Create new AMI from snapshot. It's running RHEL 6.2. Make
sure security groups is "launch-wizard-1". Make sure it has at least
one local storage and zone is us-east-1d (second can be swap). Note it takes some time (10 minutes or more) for
the initial boot (snapshot was not clean, fsck). Had to set AKI to
aki-1eceaf77 but this should be optional I think.

Edit /etc/hosts and edit entry for koji.katello.org - it must resolve to the internal IP address of the master instance.

Then stop kojid service, mkfs.ext4 on the local disk 1 and mount it:

/dev/xvdf1 on /mnt/tmp type ext4

Additionally enable swap on local disk 2 (preferred) and enable.

Create some directory structure on /mnt/tmp and symlinks

mkdir -p /mnt/tmp/var/{lib,tmp,cache} /mnt/tmp/var/lib/mock
chmod 777 /mnt/tmp/var/{lib,tmp,cache} /mnt/tmp/var/lib/mock
mkdir -p /mnt/tmp/external-repos
chmod g+ws /mnt/tmp/var/lib/mock
ln -s /mnt/tmp/var/tmp /var/tmp
ln -s /mnt/tmp/var/lib/mock /var/lib/mock
ln -sf /mnt/tmp/var/cache/yum /var/cache/yum

Make sure it has correct permissions.

Add the new builder via koji-admin tool and set's the capacity (4.00 for
m1.large).

Delete the RHUI stuff from /etc/yum.repos.d and
subscribe to updates via RHN CDN. Apply all security updates and reboot.
Take care - EPEL contains newer koji packages, DO NOT update koji from EPEL
(rather disable it).

Now you should be ready to start kojid, before that make sure that NFS
volumes are all mounted up (you will need to create the mountpoints):

koji.katello.org:/koji on /mnt/koji type nfs
koji.katello.org:/exports/koji/packages on /mnt/koji/packages type nfs
koji.katello.org:/repos on /mnt/koji/repos type nfs
koji.katello.org:/external-repos on /mnt/tmp/external-repos type nfs

Start kojid and watch /var/log/kojid.log.

TODO: Use FS-Cache/NFS cache to speed up NFS access: https://access.redhat.com/documentation/en-US/Red_Hat_Enterprise_Linux/6/html/Storage_Administration_Guide/fscachenfs.html

Troubleshooting

Tasks are note being picked up

Koji builder (kojid) monitors system load and if it exceeds capacity set on koji master (you set it in postgres, defaults to 4) it does not start any tasks.
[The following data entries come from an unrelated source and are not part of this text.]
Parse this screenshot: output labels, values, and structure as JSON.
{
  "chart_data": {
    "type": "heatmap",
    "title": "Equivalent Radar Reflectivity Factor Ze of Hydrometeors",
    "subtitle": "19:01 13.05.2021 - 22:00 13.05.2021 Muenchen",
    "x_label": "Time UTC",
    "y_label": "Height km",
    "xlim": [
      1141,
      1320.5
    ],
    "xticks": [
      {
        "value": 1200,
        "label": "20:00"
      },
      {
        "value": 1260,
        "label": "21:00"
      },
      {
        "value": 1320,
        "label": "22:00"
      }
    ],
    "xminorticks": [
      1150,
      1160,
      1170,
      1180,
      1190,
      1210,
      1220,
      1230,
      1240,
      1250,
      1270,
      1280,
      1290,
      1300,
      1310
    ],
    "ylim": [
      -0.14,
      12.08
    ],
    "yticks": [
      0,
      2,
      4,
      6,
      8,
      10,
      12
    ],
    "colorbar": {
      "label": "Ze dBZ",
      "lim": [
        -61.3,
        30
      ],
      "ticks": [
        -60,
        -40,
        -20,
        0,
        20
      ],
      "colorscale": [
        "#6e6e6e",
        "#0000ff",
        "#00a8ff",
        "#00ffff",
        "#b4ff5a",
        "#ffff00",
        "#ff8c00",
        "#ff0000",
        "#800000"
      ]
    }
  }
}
The trick is to set capacity to high nubmer (e.g. 999) and set maxjobs in kojid.conf to amount of CPU cores + 1. Restart kojid and it will start picking things up.

Tasks are stuck in queue

We use NFS for several directories and NFS can easily get stuck when set to "hard" mode effectively blocking processes forever. Check NFS.

Beware, SELinux is enforcing so check for denials.